On 26.12.2008 10:30, andrea wrote:
I’m studying ruby (and I really love it even more than python) and I
want to do a little exercise.
Welcome to the pack! What a nice Christmas occupation.
I want to create an efficient module to generate every possible
anagrams of a word, of any given size…
Do you really mean “anagrams” or rather “permutations”? To decide on
anagrams you likely need some kind of dictionary which is significantly
more difficult than just permuting.
I already done this in python, I want to see how can it be elegant in
ruby…
I need a good permutation algorithm (this
Johnson-Trotter Algorithm: Listing All Permutations
works fine) and I’d like to use enumerators in the best and most
efficient way.
From 1.8.7 on you can do this
irb(main):009:0> “abc”.scan(/./).permutation {|x| p x.join}
“abc”
“acb”
“bac”
“bca”
“cab”
“cba”
=> [“a”, “b”, “c”]
irb(main):010:0> “abc”.chars.to_a.permutation {|x| p x.join}
“abc”
“acb”
“bac”
“bca”
“cab”
“cba”
=> [“a”, “b”, “c”]
irb(main):011:0>
Now you only need a filter that properly decides which of those is a
proper word and use that to decide which words to print and which not.
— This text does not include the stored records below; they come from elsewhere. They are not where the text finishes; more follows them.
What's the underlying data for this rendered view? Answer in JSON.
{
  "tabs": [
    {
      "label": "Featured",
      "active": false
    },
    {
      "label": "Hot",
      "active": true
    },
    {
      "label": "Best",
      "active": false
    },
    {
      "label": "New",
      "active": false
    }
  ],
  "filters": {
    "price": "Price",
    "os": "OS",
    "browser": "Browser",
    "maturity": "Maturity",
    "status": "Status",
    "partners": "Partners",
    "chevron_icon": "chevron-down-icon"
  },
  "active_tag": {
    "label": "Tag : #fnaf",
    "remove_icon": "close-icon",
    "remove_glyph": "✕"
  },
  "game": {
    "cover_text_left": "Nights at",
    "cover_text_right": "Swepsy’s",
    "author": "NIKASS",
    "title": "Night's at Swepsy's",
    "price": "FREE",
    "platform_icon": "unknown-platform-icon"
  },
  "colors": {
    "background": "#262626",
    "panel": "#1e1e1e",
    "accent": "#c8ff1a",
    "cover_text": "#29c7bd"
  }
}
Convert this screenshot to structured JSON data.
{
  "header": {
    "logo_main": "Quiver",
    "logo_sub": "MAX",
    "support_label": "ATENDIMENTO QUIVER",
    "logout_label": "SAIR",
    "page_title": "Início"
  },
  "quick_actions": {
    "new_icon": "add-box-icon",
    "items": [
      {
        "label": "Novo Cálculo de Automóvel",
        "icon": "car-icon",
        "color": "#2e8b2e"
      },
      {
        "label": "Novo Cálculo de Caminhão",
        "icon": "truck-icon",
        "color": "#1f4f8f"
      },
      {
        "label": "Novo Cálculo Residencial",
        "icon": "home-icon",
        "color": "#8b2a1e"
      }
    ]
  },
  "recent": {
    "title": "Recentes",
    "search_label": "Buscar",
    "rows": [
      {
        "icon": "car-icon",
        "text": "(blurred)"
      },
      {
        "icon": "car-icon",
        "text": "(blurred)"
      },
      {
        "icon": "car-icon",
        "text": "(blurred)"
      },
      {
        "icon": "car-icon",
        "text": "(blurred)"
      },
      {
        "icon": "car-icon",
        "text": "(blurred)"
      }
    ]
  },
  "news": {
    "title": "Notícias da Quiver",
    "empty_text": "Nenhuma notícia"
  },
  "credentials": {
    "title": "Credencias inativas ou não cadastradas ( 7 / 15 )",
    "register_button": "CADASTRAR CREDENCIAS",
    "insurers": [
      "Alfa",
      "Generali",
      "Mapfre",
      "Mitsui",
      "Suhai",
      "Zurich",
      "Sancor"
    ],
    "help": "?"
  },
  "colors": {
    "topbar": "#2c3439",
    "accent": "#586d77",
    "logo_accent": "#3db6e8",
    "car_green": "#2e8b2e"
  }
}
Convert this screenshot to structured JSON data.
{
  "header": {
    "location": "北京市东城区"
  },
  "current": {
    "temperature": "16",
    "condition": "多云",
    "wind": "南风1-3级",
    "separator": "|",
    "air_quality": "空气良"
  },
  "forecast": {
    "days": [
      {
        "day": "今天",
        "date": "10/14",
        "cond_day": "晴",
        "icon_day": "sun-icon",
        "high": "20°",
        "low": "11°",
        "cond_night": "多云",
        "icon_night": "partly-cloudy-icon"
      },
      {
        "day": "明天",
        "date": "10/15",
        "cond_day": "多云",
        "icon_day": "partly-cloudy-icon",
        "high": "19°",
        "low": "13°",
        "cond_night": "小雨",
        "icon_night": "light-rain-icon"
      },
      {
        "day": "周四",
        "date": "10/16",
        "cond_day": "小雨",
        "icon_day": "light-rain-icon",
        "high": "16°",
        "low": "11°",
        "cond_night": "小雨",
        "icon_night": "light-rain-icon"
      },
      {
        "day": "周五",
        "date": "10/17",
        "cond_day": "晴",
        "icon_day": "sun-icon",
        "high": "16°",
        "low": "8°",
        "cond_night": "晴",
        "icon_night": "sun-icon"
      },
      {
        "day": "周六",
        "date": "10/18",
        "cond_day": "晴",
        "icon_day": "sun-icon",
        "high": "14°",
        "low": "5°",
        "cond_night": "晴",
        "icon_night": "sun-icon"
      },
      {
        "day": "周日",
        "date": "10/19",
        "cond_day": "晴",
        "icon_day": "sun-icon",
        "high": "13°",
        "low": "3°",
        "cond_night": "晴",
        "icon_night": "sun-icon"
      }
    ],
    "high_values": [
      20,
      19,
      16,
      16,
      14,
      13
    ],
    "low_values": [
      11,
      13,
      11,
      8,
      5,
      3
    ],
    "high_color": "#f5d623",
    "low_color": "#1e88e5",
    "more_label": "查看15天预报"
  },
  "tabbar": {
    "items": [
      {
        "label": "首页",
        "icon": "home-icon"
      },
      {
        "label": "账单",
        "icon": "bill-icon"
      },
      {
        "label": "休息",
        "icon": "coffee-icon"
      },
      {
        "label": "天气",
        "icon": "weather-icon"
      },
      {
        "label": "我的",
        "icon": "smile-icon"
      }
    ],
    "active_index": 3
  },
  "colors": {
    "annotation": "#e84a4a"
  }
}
I also looked at callcc which is great for backtracking, could be used
in this case??
I would try to avoid it as it makes code very hard to read - at least
for me.
end
def each(&block)
@word.chars
end
def initialize(word)
@word = word
end
end
What exactly should be the responsibility of this class? Especially,
why do you call it “anagrams” but store only one word in it?